The facility offered voluntary COVID testing to the 106 residents and 180 staff. Residents with the illness were placed under medical supervision in the facility's 10 isolation cells, the gym and another recreational area, said Karen Kuglar, who oversees the workhouse, the juvenile detention center in Minneapolis and the youth residential treatment facility in Minnetonka.

Two residents were taken to a hospital but returned to the workhouse the same day, Kuglar said. No other resident or staffer has tested positive for COVID since the initial outbreak.

Kuglar said officials aren't sure what caused the outbreak. In the previous 20 months, the facility had seven positive virus results.

"We've worked extremely hard to keep COVID cases out of the facility," she said. "It is what drives my work during the pandemic. When we got the positive case, it just didn't seem right."

The workhouse is defined by the state as a congregate care facility, and Kuglar said three or more cases of the virus is considered an outbreak. The Minnesota Department of Health described the current surge as a blizzard.

The residents and staff who agreed to COVID tests will be checked every seven days over a two-week period. Medical staff agreed the gym was a safe place to house residents with COVID because everybody there had the virus and it was a low-traffic space.

Of 635 inmates in the Hennepin County jail in Minneapolis, 16 have COVID, according to the county. To date, 543 inmates have tested positive. The Ramsey County jail has four inmates with the virus, and the Dakota County jail has had 20 cases since March, 2020.

The workhouse has had strict COVID protocols and practices since the pandemic started in March 2020, Kuglar said. All residents entering the facility are tested immediately and quarantined for two weeks. Staff are screened when they come to work. Staff and residents are given surgical masks each day.

Social-distancing markers are on the floor to show where residents should stand, and meal tables have limited seating.

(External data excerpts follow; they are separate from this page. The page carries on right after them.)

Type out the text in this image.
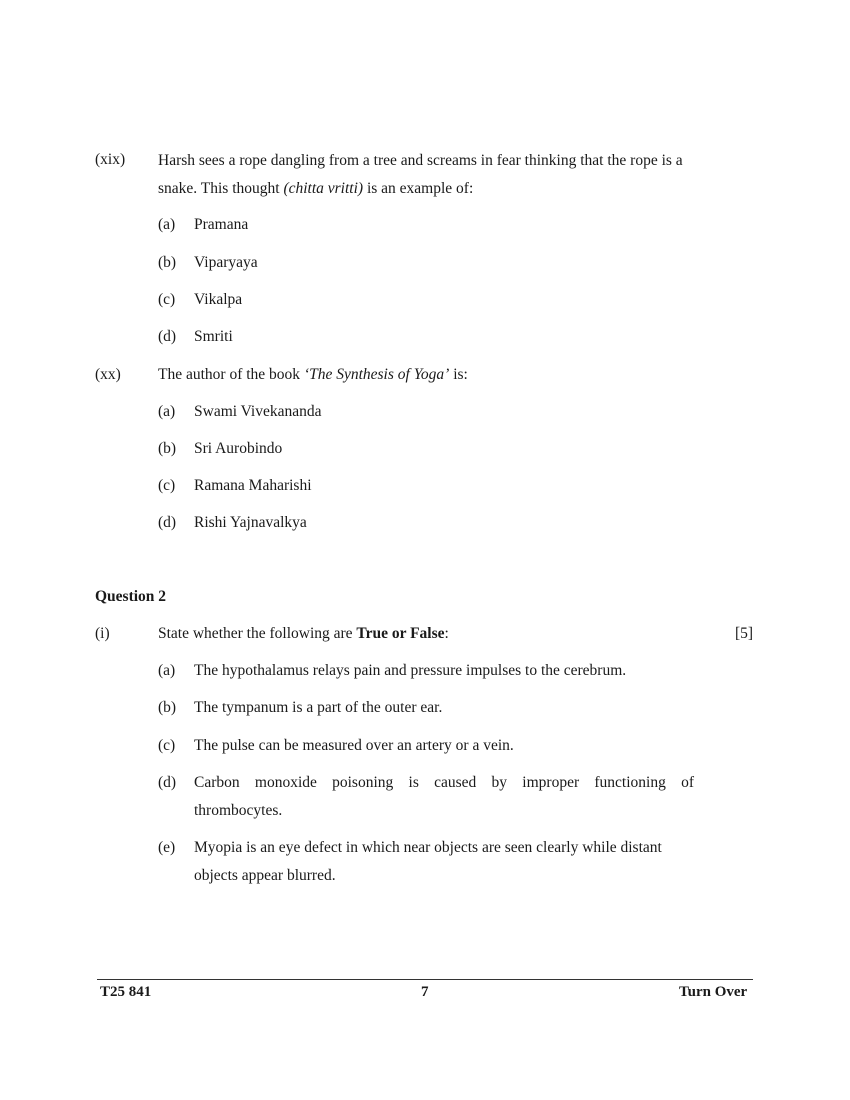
(xix) Harsh sees a rope dangling from a tree and screams in fear thinking that the rope is a snake. This thought (chitta vritti) is an example of:
(a) Pramana
(b) Viparyaya
(c) Vikalpa
(d) Smriti
(xx) The author of the book ‘The Synthesis of Yoga’ is:
(a) Swami Vivekananda
(b) Sri Aurobindo
(c) Ramana Maharishi
(d) Rishi Yajnavalkya
Question 2
(i)	State whether the following are True or False:	[5]
(a) The hypothalamus relays pain and pressure impulses to the cerebrum.
(b) The tympanum is a part of the outer ear.
(c) The pulse can be measured over an artery or a vein.
(d) Carbon monoxide poisoning is caused by improper functioning of thrombocytes.
(e) Myopia is an eye defect in which near objects are seen clearly while distant objects appear blurred.
T25 841	7	Turn Over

The county also bought new cleaning equipment and enhanced its cleaning standards. Residents are being housed in every other cell during the pandemic, Kuglar said.

In October, all county employees had to submit proof of vaccination. Those who chose not to be vaccinated or disclose their vaccination status are tested weekly, Kuglar said. The county also offered places where employees can receive vaccinations.

How the virus spread so quickly and hit so many people in the facility remains a mystery to Kuglar. She could only speculate that the delta variant may have contributed to the spike or that COVID restrictions in cities have loosened. She noted that there have been outbreaks in state prisons.

"Transmission right now is the highest it has been in a long time," she said. "We were told something like this is going to happen, but you don't know when it will happen."

Workhouse residents are allowed to go to medical appointments and take part in a work-release program. The facility provides short-term custody up to a year for adults convicted of felony, misdemeanor and gross misdemeanor offenses.

The outbreak won't stop a $17 million facility improvement project started this summer. The sanitary and water pipes to the hundreds of cells have remained untouched. Ineffective ventilation results in unsafe moisture on floors, and cell beds haven't been replaced in 50 years. The cells don't have fire sprinklers.

The project includes two new isolation cells with separate ventilation systems.

Officials decided to continue with the project because the area was screened away from residents and staff who tested positive for COVID, Kuglar said.

With the testing period close to ending, she said she hopes there won't be any more cases.

"We have done everything we can to mitigate more spreading," she said.